SchoolAdmissionIndia.com amassed goodwill through aggressive selfless service, and came to be one of NCR’s most searched admission information portals. What’s more impressive is that it has reached the top spot without compromising on the objectivity of information, and by staying staunchly opposed to advertisements – knowing fully well that the advertisers’ vested interests would dilute the essence of what it is trying to build. “Others who are in this field are running ads from schools and sharing parents’ information with the schools as leads. But all that would be against our ethics and defy the sole motive of providing unbiased information. And this model itself has become our differentiator,” Anjali explains, adding that they even keep upgrading their technology to provide information in the best possible manner.

“Maintaining the site was a big challenge at first. I used to check with schools for accurate information, update the site and send newsletters out with the latest admission dates. I then thought of involving parents and the community by creating a WhatsApp and Telegram group and then created a mobile app for the same,” she says.

In the first year, they amassed about 500 registered users, which multiplied six-fold in the year after that. In the same year, Anjali, along with husband Pranjal, started CodeFire technologies – a software services startup where she now heads the HR function – which is not only how SchoolAdmissionIndia is currently funded, but also how it got its first couple of dedicated full-time developers. “That’s when the site started evolving from being a blog to more of a social network,” recounts Anjali.
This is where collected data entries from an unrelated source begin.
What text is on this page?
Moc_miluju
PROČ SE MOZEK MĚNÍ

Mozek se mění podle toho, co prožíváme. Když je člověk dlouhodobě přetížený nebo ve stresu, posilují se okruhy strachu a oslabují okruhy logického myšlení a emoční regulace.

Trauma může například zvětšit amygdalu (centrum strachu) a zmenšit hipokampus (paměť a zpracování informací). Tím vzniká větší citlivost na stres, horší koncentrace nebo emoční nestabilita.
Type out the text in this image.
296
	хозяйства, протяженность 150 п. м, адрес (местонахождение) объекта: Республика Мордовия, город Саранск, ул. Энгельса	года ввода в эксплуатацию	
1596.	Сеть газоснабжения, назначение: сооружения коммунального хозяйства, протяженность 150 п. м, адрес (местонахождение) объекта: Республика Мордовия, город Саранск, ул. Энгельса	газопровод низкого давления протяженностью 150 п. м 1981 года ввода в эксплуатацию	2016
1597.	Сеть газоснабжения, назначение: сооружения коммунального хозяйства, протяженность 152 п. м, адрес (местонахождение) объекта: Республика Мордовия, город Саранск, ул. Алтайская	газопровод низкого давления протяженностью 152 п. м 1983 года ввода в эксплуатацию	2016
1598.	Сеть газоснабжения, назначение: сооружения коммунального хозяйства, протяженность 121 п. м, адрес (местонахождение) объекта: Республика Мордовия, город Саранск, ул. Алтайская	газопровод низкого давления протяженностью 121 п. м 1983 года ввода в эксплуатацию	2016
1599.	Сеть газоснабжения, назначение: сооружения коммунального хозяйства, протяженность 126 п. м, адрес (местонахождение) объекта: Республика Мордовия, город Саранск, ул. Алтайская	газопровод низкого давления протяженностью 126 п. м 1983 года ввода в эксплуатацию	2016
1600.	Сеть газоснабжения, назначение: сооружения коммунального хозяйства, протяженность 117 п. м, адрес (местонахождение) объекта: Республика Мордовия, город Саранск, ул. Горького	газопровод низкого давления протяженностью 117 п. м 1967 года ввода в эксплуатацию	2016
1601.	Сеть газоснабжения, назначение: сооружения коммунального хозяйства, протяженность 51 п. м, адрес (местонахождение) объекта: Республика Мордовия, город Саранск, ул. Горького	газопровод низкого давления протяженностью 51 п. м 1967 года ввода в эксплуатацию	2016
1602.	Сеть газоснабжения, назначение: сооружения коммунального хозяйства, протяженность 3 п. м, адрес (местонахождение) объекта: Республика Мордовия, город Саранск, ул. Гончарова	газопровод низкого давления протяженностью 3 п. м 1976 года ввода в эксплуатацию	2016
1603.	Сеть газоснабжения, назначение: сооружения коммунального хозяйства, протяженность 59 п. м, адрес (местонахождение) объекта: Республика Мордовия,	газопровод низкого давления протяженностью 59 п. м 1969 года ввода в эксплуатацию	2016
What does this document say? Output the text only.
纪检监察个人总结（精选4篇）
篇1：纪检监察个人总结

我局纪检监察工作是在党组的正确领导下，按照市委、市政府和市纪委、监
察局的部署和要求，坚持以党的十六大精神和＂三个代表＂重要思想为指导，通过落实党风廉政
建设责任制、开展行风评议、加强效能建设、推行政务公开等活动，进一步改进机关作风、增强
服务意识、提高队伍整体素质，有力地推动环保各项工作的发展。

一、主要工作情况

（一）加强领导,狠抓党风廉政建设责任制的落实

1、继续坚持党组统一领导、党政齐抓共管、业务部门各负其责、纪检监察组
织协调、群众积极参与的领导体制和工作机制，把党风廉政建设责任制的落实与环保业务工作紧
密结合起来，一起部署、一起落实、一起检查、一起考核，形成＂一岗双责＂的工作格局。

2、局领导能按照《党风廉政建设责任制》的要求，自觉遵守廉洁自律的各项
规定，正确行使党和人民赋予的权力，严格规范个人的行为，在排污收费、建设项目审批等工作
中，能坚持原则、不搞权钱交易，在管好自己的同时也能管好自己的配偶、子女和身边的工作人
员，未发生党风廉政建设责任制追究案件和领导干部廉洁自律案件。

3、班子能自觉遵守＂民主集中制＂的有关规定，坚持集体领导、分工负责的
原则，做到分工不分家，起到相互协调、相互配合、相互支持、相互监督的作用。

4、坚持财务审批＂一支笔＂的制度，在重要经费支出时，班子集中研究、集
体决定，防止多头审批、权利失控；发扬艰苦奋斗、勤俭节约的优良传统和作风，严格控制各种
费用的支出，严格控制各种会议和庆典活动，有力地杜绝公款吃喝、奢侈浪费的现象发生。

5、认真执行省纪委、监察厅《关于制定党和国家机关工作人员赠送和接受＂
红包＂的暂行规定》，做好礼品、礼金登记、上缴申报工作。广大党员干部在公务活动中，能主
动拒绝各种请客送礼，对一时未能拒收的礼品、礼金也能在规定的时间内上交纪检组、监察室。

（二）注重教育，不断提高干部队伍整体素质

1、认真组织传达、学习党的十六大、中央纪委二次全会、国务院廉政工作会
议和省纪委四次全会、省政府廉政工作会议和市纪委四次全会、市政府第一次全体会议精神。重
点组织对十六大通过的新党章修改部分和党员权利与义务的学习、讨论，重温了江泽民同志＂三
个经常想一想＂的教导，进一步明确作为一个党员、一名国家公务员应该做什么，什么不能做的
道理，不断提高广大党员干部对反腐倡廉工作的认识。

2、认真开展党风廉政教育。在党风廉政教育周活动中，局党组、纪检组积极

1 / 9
Towards the end of 2012, SchoolAdmissionIndia had about 15,000 registered users, and became self-sufficient, as users collaborated and shared information more and more. Today, this figure stands at 70,000, still without any paid advertisements or marketing.

As far as Codefire is concerned – it boasts of a 45-strong team, and delivers cutting-edge technologies – right from web and mobile applications to AI and blockchain. Under Anjali’s leadership, CodeFire was rated as one of the top 50 places to work by Silicon India in 2014.

Lately, since they have been getting requests from parents all across India to list schools in other cities as well, they are actively moving forward in that direction. “With this vision, we are now letting schools self-register themselves and provide important information to parents. A hundred schools have already signed up in the past five to six months,” she says.